Citing the caricatures of Mohammed as a defining proof of Denmark’s commitment to freedom of expression and the right to say and criticize what one chooses, Støjberg wrote, Tuesday, that she was disappointed that the cartoons would not feature as part of the exhibition.

“It is the museum’s own choice, and they have their full right to do it, but I think it’s a shame’’, she wrote via her Facebook page next to a photo of the cartoon which she uses as a background on her iPad.

Speaking of her love for Denmark and of the freedom to speak – and draw – freely, the country’s immigration minister concluded, ‘’I believe, honestly, that we should be proud of these cartoons!’’

A member of Denmark’s center-right Venstre party, Støjberg has enacted numerous laws to prevent and discourage migrants from entering the country.

No stranger to triggering the left, she recently caused outrage amongst open borders advocates when she posted a smiling picture of herself with a large cake, celebrating her 50th immigration curbing measure.

Støjberg was also involved in the passing of a law requiring asylum seekers to declare and hand over jewelry and money above the value of 10,000 Danish Crowns ($1,500) to help pay for their stay in Denmark.

In March, she encouraged ordinary Danes to notify police if they suspected foreigners working in fast-food outlets to be in the country illegally.
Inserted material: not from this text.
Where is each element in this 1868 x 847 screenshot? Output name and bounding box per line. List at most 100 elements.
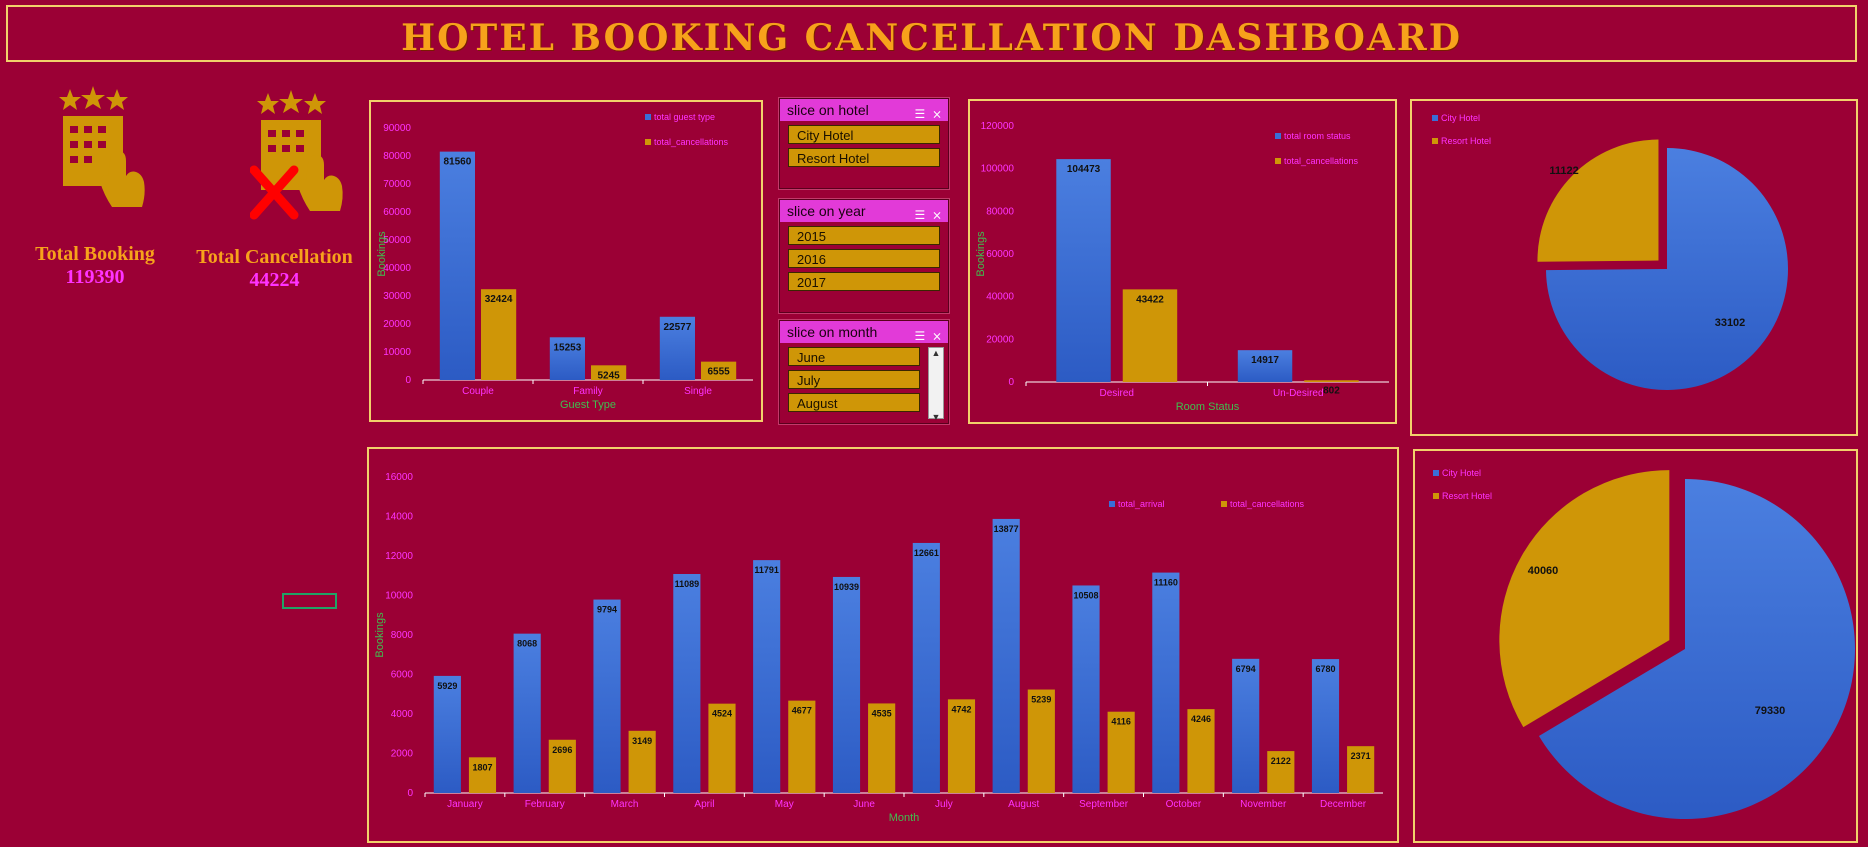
year-slicer-item[interactable]: 2017 bbox=[788, 272, 940, 291]
bar-cancellations bbox=[701, 361, 737, 380]
pie-slice-resort-hotel bbox=[1499, 470, 1670, 728]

The publication of the Mohammed cartoon by a government minister is no small matter, it should be noted – reproduction of the images is avoided by almost all European press for fear of reprisals;

In 2008, a plan by Islamic extremists to bomb Jyllands-Posten, the newspaper which originally featured the images, was thwarted by Danish police. Police also foiled a plot to murder the author of the cartoons, Kurt Westergaard, in the same year.

Two years later, Westergaard was the target of a failed assassination attempt in which a 28-year-old Somali Muslim broke into his home with an axe and a knife intent on retribution.

Unlike its northern neighbor, Sweden, Denmark has had a stricter position on immigration for some time, with government policy on the matter pushed to the right by the populist Danish People’s Party, founded in 1995 by Pia Kjærsgaard in response to decades of liberal immigration policy.

Given its geographic position between Germany and Sweden, however, the country has seen a large influx of migrants in recent years and increasing radicalization amongst its growing immigrant population, evident on the streets of Copenhagen and other large towns in the otherwise peaceful nation.